その香りを楽しみながら、つゆにくぐらせて食べると絶品です。また、そばの薬味といえば、一般的にわさびを思い浮かべますが、新潟県の十日町周辺ではからしをつけて食べるのが主流とのこと。

つゆに溶かさず、そばに少量のせて食べるのがおすすめです。ほかにもねぎやごまなど、お店によってさまざまな薬味がトッピングできます。海藻であるふのりを練りこんで作られたへぎそばには、同じ海藻の刻みのりをのせてもおいしいです。ぜひ見かけた際はトッピングしてみてください。

新潟県のおすすめ観光スポット

名物のへぎそばを堪能したあとは、近隣の観光スポットに足を運んでみませんか?今回はへぎそばの発祥地に近い、魚沼市と十日町市にある注目スポットを紹介します。

アートと自然が融合した「清津峡渓谷トンネル」

十日町市にある「清津峡渓谷トンネル」は、アートと自然が融合した施設です。

日本三大峡谷にも選ばれている「清津峡(きよつきょう)」は、溶岩やマグマが冷えてできた見事な柱状節理や、清流・清津川のダイナミックな流れに圧倒されます。
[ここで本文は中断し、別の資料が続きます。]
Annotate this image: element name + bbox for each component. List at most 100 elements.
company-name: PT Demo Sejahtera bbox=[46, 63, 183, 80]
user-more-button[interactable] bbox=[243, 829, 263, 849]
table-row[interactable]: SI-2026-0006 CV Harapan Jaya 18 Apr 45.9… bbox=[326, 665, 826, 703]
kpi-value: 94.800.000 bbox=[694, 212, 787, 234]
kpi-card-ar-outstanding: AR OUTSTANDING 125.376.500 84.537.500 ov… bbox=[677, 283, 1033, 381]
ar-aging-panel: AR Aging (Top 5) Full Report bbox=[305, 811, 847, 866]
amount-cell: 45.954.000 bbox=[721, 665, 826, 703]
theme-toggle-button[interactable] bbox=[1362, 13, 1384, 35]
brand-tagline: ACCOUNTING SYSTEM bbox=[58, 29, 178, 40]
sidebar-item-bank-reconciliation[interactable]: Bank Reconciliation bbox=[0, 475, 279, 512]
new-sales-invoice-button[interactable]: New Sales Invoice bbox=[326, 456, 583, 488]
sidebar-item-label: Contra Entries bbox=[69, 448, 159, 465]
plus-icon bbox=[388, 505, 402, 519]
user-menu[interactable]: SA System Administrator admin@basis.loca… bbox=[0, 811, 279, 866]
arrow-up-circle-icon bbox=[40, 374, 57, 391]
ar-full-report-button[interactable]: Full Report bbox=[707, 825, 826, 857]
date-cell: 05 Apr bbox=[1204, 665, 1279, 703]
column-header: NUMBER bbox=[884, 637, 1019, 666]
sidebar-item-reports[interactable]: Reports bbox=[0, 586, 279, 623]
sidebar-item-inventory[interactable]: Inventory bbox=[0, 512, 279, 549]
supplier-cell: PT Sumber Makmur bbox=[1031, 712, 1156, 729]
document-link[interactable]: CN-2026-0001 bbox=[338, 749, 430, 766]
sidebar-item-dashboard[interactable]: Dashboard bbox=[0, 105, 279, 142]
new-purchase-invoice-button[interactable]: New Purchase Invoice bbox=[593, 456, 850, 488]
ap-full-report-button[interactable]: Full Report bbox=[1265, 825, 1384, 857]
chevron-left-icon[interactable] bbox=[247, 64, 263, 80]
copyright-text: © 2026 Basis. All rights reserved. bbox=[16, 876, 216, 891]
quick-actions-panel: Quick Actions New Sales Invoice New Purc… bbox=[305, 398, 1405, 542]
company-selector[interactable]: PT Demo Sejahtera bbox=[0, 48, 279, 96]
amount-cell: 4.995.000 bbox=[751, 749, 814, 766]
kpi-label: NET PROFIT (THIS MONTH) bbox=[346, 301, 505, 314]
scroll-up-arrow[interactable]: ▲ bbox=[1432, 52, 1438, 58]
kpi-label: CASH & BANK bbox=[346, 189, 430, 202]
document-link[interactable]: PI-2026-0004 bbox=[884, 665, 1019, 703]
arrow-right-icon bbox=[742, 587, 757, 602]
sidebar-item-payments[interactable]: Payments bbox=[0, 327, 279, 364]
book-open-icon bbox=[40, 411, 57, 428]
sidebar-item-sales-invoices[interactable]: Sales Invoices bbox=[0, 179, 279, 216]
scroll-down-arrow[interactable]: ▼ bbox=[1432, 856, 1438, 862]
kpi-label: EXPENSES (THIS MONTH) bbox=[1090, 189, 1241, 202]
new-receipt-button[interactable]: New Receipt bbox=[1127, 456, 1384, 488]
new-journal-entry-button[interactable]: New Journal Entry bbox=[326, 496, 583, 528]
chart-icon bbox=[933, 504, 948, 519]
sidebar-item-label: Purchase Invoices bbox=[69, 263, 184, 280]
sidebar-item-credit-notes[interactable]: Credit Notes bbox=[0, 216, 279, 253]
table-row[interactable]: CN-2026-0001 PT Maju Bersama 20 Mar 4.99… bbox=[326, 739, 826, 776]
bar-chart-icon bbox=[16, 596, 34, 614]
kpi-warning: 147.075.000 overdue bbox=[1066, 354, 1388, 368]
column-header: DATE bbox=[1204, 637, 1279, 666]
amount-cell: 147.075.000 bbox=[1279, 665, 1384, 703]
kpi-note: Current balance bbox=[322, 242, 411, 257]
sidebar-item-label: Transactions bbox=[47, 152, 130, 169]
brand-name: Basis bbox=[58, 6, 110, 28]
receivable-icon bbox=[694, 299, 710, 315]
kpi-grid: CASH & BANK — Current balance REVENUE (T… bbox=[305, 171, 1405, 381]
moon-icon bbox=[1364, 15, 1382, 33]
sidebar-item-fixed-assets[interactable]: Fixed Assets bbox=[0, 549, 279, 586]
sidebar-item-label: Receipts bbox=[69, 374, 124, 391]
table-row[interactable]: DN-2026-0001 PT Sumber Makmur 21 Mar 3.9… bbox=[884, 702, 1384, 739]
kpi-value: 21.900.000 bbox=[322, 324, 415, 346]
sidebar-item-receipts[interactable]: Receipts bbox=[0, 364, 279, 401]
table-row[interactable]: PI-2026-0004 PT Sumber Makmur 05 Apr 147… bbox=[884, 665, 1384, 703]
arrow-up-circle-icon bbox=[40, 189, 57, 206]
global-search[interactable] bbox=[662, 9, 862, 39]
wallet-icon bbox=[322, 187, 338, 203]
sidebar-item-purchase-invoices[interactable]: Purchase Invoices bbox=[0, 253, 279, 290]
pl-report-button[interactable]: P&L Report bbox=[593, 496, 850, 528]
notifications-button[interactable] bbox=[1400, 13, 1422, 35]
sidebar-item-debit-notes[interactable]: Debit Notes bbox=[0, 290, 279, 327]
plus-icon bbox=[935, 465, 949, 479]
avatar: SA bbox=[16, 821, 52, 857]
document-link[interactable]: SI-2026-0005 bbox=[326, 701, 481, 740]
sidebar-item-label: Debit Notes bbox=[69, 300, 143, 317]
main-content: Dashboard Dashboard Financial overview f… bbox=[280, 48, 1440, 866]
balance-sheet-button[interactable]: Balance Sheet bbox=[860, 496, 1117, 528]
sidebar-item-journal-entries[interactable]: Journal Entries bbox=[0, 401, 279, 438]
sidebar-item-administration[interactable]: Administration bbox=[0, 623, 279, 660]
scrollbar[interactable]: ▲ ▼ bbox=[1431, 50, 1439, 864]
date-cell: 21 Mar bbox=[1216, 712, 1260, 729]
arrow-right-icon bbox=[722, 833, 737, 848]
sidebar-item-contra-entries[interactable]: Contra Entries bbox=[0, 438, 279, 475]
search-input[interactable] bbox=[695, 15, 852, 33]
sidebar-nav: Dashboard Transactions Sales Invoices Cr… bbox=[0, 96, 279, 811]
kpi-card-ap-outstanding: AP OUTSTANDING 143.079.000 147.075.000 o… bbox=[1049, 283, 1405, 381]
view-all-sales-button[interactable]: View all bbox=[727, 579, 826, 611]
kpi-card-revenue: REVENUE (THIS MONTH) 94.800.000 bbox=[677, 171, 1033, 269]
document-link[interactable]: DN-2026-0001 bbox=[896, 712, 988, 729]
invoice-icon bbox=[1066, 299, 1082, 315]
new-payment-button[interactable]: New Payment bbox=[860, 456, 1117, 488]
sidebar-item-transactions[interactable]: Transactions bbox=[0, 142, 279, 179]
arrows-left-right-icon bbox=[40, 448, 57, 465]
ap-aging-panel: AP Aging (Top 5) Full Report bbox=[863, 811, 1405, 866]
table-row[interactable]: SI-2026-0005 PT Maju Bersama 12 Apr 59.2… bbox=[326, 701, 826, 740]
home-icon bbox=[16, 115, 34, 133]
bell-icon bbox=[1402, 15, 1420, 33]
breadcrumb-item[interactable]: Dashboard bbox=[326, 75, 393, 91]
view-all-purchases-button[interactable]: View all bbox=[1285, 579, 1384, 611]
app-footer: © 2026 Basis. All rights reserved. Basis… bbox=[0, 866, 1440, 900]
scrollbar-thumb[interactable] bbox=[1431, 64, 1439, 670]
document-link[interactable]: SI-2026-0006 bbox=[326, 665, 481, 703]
清津峡渓谷トンネルには3つの見晴所があり、なかでも奥にあるパノラマステーションでは、大きな水鏡に清津峡の大渓谷が映ることで、とても幻想的な景観に。清津峡は国の名勝・天然記念物にも指定されています。

圧巻の彫刻が見られる「西福寺」

室町時代後期に開かれた赤城山清福寺。多くの人が訪れる理由は、本堂の隣にある開山堂に施された、石川雲蝶(いしかわうんちょう)の彫刻や襖絵、漆喰細工などです。

日本のミケランジェロとも呼ばれる石川雲蝶の作品は、色鮮やかで躍動感のあるものが多く、見るものを神秘的な気持ちにさせてくれます。天井にある大彫刻は、つい見入ってしまうような繊細な美しさ。

それぞれの作品には物語や歴史があり、知れば知るほど奥が深いスポットです。

四季を通じて訪れたい「美人林」

十日町市松之山松口の3ヘクタールほどの丘陵には、樹齢約100年のブナの木々が見られます。

ここは大正時代末期に一度伐採されたものの、翌年春に芽生えて成長し、現在の美しい立ち姿から「美人林」と呼ばれています。新緑の時期や涼しさを感じる夏、木々の葉が色づく秋、枝に積もった雪が反射してきらきらと輝く冬など、四季を通じて訪れたいスポットです。

駐車場から近い場所にある食事処やカフェでのランチもおすすめです。

新潟県へのアクセス

東京から新潟駅へ行く場合、上越新幹線を利用して、約2時間の道のりです。
上越妙高方面へ向かう際は、北陸新幹線を利用すると便利です。名古屋や大阪から向かう場合は、飛行機や新幹線を使った移動がおすすめです。

飛行機の場合は新潟空港まで行き、そこから空港リムジンバスを利用して新潟駅まで行けます。

新幹線では、名古屋駅・新大阪から東海道新幹線と上越新幹線を経由して、約3時間40分〜約4時間半の道のりになります。ぜひ参考にしてみてください。

新潟県の位置

まとめ

今回は新潟県のご当地グルメ「へぎそば」についてご紹介しました。

伝統の織物文化とそばの食文化が融合した、この地域ならではの一品「へぎそば」。ツルッとしたのど越しと歯ごたえのあるコシをぜひ味わってみてください。